Google is swimming in shark-infested waters, having removed the Grooveshark music app only two days after it was reinstated following a hiatus of over a year.
Grooveshark announced last week that it had worked closely with Google to remove "rogue apps," prompting its return to Google Play. But the short-lived romance ended abruptly last Friday, when Google once again stripped Grooveshark from its app store.
Google did not immediately respond to a request for comment.
The music-streaming service allows users to play and search songs from the desktop or mobile apps, but has run into problems with music labels, which have accused the service of failing to obtain proper licenses.
The Apple App Store first pulled the app in August 2010, after receiving a complaint from Universal Music Group UK. It was later dropped from Google Play in April 2011, without any explanation from either company.
In a statement, a Grooveshark spokeswoman claimed that the Grooveshark app itself is not a copyright infringement, "and Google should recognise through their experience with YouTube that our actual partner artists and labels are suffering every day our app is down."

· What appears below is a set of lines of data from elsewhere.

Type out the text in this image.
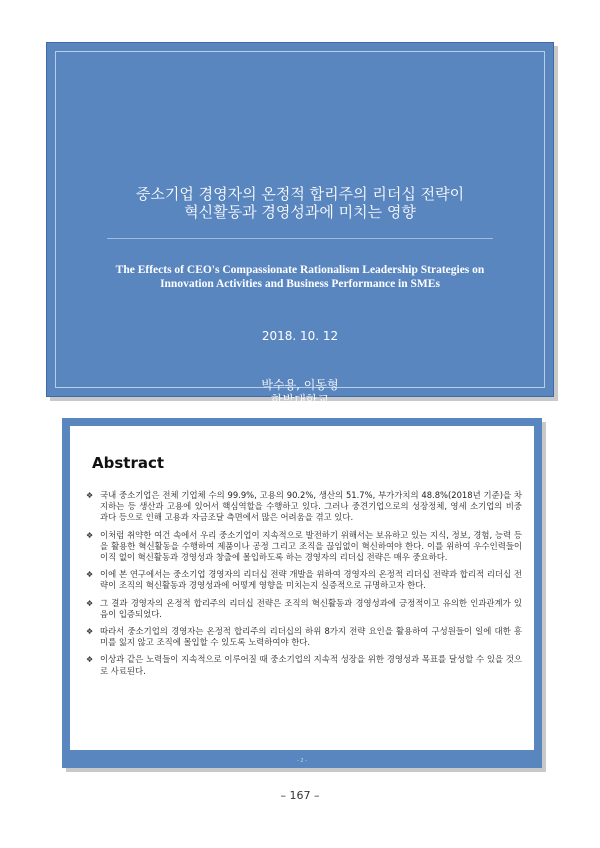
중소기업 경영자의 온정적 합리주의 리더십 전략이
혁신활동과 경영성과에 미치는 영향
The Effects of CEO's Compassionate Rationalism Leadership Strategies on
Innovation Activities and Business Performance in SMEs
2018. 10. 12
박수용, 이동형
한밭대학교
Abstract
❖ 국내 중소기업은 전체 기업체 수의 99.9%, 고용의 90.2%, 생산의 51.7%, 부가가치의 48.8%(2018년 기준)을 차지하는 등 생산과 고용에 있어서 핵심역할을 수행하고 있다. 그러나 중견기업으로의 성장정체, 영세 소기업의 비중 과다 등으로 인해 고용과 자금조달 측면에서 많은 어려움을 겪고 있다.
❖ 이처럼 취약한 여건 속에서 우리 중소기업이 지속적으로 발전하기 위해서는 보유하고 있는 지식, 정보, 경험, 능력 등을 활용한 혁신활동을 수행하여 제품이나 공정 그리고 조직을 끊임없이 혁신하여야 한다. 이를 위하여 우수인력들이 이직 없이 혁신활동과 경영성과 창출에 몰입하도록 하는 경영자의 리더십 전략은 매우 중요하다.
❖ 이에 본 연구에서는 중소기업 경영자의 리더십 전략 개발을 위하여 경영자의 온정적 리더십 전략과 합리적 리더십 전략이 조직의 혁신활동과 경영성과에 어떻게 영향을 미치는지 실증적으로 규명하고자 한다.
❖ 그 결과 경영자의 온정적 합리주의 리더십 전략은 조직의 혁신활동과 경영성과에 긍정적이고 유의한 인과관계가 있음이 입증되었다.
❖ 따라서 중소기업의 경영자는 온정적 합리주의 리더십의 하위 8가지 전략 요인을 활용하여 구성원들이 일에 대한 흥미를 잃지 않고 조직에 몰입할 수 있도록 노력하여야 한다.
❖ 이상과 같은 노력들이 지속적으로 이루어질 때 중소기업의 지속적 성장을 위한 경영성과 목표를 달성할 수 있을 것으로 사료된다.
- 2 -
– 167 –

The company has filed a counter-notice, the spokeswoman said, and is working with Google and its Google Play reinstatement process to get the app back in the market. Until then, the Grooveshark Android app can be found on Grooveshark's own website, where jailbroken iOS devices can also cop a download, or use the HTML5 version of the service directly in their phone's web browser.
"We thank all the users who continue to support open music, open markets, and open internet," Grooveshark said.